Mock a Spark RDD in the unit tests

Is it possible to mock a RDD without using sparkContext?
I want to unit test the following utility function:
def myUtilityFunction(data1: org.apache.spark.rdd.RDD[myClass1], data2: org.apache.spark.rdd.RDD[myClass2]): org.apache.spark.rdd.RDD[myClass1] = {...}
So I need to pass data1 and data2 to myUtilityFunction. How can I create a data1 from a mock org.apache.spark.rdd.RDD[myClass1], instead of create a real RDD from SparkContext? Thank you!
RDDs are pretty complex, mocking them is probably not the best way to go about creating test data. Instead I'd recommend using sc.parallelize with your data. I'm also (somewhat biased) think that https://github.com/holdenk/spark-testing-base can help by providing a trait to setup & teardown the Spark Context for your tests.
I totally agree with #Holden on that!
Mocking RDDS is difficult; executing your unit tests in a local
Spark context is preferred, as recommended in the programming guide.
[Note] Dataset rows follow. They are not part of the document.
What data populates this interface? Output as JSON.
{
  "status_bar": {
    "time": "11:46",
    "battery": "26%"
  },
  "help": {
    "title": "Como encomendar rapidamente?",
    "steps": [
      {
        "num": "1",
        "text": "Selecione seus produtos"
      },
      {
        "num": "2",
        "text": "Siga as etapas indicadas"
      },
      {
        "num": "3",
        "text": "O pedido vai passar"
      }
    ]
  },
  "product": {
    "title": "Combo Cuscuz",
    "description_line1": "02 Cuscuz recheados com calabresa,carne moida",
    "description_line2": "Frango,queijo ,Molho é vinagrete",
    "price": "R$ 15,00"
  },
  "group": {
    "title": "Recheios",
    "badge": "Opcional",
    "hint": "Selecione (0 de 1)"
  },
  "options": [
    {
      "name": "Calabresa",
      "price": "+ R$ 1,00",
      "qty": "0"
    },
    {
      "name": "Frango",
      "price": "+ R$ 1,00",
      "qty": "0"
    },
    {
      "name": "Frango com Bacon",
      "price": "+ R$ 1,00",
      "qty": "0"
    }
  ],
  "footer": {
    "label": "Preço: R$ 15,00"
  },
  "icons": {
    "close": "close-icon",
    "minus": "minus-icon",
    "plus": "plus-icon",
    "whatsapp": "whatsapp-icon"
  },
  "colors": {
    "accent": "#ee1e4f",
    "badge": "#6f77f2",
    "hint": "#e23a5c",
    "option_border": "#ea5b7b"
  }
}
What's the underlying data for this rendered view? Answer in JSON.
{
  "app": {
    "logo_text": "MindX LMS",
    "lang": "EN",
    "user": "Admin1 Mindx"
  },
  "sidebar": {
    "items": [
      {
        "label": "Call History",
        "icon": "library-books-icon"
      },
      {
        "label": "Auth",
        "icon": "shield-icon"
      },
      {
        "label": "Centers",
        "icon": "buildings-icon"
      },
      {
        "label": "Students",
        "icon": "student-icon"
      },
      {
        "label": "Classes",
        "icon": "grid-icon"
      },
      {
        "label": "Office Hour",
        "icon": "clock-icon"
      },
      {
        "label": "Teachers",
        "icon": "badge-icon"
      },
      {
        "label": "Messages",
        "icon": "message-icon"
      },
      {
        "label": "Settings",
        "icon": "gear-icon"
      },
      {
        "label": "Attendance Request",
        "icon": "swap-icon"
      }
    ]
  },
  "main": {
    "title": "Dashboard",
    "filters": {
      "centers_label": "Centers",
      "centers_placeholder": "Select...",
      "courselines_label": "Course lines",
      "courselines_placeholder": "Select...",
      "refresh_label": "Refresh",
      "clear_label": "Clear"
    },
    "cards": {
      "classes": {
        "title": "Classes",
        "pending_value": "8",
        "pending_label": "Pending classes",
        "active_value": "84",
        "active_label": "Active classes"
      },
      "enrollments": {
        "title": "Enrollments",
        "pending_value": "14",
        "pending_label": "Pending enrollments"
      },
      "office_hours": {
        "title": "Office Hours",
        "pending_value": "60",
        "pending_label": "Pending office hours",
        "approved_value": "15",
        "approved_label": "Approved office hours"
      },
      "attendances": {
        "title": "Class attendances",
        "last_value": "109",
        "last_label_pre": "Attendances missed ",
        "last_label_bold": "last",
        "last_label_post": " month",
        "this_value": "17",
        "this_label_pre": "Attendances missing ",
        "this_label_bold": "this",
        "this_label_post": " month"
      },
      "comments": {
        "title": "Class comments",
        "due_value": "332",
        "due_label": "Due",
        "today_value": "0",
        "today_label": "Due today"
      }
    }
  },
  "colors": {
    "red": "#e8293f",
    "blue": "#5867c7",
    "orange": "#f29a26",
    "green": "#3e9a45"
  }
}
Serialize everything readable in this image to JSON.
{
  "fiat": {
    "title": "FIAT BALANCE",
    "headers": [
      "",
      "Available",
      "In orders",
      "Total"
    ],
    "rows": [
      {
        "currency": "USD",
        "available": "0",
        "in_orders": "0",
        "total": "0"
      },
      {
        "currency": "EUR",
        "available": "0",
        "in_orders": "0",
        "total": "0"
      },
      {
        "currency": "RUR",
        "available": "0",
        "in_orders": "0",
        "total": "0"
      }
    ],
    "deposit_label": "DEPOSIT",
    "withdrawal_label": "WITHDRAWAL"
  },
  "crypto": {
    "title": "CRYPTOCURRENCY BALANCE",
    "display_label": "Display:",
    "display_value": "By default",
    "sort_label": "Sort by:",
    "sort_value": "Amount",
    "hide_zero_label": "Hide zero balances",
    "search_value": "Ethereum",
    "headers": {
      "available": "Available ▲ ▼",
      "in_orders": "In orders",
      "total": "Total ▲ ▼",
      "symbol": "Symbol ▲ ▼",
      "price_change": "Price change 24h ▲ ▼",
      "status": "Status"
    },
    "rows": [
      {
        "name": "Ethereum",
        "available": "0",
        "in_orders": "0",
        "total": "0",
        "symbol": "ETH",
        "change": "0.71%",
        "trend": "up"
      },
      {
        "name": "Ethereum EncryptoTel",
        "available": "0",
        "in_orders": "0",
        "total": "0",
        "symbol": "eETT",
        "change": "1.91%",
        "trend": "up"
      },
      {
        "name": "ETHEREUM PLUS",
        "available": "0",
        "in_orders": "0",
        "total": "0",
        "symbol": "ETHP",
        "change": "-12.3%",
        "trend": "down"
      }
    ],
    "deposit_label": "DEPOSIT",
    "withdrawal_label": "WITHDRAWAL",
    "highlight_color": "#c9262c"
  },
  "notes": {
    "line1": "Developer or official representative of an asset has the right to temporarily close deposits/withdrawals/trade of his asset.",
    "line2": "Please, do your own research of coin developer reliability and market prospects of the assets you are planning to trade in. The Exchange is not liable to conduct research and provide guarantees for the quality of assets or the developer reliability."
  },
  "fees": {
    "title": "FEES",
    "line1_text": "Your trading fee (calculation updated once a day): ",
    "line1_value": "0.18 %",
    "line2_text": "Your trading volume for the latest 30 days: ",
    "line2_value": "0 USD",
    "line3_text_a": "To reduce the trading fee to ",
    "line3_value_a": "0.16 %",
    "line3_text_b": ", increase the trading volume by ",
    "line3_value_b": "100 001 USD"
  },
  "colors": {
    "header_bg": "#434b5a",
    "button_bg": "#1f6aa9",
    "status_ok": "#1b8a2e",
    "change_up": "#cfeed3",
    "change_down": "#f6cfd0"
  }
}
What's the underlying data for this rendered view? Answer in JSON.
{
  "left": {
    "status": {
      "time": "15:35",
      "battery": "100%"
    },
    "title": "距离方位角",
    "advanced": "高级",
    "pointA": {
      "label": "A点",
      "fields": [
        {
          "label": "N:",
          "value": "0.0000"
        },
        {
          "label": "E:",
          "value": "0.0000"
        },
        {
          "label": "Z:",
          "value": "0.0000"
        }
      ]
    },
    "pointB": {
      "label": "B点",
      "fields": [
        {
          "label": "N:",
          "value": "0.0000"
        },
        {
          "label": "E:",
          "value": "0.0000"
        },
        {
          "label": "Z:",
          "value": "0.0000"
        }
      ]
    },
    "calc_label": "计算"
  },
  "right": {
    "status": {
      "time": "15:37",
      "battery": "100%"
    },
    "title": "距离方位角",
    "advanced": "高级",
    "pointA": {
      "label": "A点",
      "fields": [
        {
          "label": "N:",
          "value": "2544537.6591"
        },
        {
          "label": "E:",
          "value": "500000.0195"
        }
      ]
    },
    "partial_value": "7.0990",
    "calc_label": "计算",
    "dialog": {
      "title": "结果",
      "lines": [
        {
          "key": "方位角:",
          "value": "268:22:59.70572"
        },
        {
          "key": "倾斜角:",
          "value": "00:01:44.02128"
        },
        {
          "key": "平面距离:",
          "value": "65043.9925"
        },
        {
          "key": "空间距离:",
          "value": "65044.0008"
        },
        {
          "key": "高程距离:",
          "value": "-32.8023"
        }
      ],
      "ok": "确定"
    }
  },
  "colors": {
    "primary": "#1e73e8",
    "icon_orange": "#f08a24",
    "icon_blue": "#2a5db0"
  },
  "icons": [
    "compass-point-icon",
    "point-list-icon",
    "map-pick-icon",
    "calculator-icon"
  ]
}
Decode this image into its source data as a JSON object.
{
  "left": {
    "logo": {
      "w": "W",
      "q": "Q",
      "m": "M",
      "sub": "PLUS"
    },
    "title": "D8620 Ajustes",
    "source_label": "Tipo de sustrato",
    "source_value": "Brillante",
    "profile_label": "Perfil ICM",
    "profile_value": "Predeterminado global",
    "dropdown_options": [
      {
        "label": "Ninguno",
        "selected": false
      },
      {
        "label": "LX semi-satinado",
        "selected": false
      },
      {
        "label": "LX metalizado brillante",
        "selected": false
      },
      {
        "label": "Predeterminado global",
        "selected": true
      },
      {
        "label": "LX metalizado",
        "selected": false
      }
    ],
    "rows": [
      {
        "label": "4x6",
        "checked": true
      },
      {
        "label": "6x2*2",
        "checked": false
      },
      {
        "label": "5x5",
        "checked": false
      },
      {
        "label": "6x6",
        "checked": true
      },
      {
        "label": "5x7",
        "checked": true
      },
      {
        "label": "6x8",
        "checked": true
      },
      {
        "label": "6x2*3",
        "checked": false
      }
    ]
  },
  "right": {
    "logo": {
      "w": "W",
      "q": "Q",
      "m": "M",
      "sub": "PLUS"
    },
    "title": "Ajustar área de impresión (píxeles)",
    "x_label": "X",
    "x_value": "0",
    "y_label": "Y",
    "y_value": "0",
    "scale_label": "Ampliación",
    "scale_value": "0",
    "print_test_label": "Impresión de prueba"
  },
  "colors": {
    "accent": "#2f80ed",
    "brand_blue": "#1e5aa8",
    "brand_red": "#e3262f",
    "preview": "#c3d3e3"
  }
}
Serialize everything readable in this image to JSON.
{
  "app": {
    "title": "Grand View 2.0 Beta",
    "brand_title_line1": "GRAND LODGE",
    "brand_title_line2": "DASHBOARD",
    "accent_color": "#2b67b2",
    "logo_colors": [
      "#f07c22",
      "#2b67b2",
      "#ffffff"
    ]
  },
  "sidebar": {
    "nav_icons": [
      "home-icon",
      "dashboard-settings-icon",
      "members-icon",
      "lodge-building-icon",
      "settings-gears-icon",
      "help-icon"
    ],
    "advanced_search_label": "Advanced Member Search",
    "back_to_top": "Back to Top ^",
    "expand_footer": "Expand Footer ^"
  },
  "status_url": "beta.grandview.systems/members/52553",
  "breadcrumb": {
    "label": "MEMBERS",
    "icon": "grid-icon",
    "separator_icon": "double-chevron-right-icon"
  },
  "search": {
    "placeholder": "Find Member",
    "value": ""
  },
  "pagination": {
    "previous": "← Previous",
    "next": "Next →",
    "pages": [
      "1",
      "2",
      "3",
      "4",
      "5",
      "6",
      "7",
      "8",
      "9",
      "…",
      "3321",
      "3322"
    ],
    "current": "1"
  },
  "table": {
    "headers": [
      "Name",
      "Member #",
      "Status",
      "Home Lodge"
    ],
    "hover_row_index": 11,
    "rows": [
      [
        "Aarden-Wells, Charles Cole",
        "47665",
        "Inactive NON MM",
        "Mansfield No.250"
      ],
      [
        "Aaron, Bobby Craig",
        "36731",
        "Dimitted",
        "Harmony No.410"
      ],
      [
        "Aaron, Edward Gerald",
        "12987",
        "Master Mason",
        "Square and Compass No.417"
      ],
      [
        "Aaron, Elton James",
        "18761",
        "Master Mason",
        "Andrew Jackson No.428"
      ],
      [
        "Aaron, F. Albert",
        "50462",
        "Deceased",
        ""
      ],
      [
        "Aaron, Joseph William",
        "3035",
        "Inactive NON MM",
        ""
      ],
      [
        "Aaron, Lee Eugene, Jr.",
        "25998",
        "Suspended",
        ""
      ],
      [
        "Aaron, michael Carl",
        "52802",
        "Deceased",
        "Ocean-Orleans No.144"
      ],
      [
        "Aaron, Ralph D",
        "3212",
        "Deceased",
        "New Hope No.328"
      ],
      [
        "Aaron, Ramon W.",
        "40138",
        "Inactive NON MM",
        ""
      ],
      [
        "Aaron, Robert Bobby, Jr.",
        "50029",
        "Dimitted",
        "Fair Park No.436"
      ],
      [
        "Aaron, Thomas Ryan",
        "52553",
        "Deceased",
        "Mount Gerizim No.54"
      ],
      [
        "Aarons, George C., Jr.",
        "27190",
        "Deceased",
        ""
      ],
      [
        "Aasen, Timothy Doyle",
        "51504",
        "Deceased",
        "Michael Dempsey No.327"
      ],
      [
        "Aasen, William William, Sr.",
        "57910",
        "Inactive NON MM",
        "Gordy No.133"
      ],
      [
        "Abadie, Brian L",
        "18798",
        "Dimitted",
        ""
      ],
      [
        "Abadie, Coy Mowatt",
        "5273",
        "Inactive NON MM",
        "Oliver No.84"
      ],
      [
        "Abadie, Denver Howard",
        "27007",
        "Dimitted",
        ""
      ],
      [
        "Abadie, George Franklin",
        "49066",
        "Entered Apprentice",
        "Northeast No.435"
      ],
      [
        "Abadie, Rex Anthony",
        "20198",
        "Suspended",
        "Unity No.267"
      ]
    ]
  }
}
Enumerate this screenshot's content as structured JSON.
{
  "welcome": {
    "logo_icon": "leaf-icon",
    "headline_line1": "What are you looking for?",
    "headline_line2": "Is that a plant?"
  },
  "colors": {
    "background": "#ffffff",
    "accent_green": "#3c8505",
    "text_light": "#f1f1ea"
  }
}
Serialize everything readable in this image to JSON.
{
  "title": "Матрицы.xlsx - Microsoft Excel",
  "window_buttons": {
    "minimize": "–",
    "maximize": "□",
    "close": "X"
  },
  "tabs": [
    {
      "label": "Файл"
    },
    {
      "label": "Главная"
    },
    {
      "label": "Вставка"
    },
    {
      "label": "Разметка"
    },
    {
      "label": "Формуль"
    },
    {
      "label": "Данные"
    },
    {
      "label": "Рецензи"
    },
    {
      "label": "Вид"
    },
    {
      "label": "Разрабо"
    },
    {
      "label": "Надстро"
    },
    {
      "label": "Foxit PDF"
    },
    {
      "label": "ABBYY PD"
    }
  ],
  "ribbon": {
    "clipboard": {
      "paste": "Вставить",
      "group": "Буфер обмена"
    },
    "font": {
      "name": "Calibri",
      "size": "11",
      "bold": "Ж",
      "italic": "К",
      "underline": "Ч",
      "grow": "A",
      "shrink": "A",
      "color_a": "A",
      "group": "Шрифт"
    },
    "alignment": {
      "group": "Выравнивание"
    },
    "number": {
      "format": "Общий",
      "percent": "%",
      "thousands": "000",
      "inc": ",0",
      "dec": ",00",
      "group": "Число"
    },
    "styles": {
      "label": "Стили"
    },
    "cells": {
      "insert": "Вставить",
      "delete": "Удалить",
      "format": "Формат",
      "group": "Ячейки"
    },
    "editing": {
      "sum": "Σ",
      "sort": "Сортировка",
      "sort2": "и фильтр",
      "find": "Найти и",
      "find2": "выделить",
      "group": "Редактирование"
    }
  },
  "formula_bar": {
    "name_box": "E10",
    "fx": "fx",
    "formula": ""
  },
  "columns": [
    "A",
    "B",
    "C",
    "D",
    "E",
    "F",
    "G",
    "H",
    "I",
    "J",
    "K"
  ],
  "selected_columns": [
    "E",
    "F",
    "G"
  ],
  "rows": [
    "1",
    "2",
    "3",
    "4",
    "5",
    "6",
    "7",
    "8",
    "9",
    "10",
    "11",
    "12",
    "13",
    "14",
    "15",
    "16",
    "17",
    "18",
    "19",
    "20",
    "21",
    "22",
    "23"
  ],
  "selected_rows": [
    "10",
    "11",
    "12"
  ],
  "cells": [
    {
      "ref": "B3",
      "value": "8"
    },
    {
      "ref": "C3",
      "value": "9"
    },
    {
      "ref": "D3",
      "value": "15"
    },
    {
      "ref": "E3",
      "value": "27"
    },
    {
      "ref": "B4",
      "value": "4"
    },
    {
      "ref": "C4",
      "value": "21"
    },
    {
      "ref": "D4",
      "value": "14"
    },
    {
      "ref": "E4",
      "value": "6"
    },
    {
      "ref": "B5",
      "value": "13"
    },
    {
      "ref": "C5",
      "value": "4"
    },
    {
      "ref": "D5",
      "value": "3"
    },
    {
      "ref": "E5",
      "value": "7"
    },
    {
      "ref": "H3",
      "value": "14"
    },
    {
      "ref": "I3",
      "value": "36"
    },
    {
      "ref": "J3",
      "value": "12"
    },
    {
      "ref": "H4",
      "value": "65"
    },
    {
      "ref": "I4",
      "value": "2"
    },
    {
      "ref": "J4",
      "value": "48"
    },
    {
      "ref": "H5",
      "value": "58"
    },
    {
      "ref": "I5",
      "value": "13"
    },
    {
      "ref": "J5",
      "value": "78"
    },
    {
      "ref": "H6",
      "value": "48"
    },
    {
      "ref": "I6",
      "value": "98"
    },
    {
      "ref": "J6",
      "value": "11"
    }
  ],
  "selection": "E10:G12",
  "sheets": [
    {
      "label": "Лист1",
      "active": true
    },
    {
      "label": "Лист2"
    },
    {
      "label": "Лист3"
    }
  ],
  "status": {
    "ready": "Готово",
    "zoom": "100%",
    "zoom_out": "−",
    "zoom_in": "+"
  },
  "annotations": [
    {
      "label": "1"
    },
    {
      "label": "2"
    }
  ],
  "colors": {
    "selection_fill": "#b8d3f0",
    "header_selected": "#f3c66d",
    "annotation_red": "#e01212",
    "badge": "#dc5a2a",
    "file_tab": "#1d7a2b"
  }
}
I know this may not technically be a unit test, but it is hopefully close
enough.
Unit Testing
Spark is friendly to unit testing with any popular unit test framework.
Simply create a SparkContext in your test with the master URL set to local, run your operations, and then call SparkContext.stop() to tear it down. Make sure you stop the context within a finally block or the test framework’s tearDown method, as Spark does not support two contexts running concurrently in the same program.
But if you are really interested and you still want to try mocking RDDs, I'll suggest that you read the ImplicitSuite test code.
The only reason they are pseudo-mocking the RDD is to test if implict works well with the compiler, but they don't actually need a real RDD.
def mockRDD[T]: org.apache.spark.rdd.RDD[T] = null
And it's not even a real mock. It just creates a null object of type RDD[T]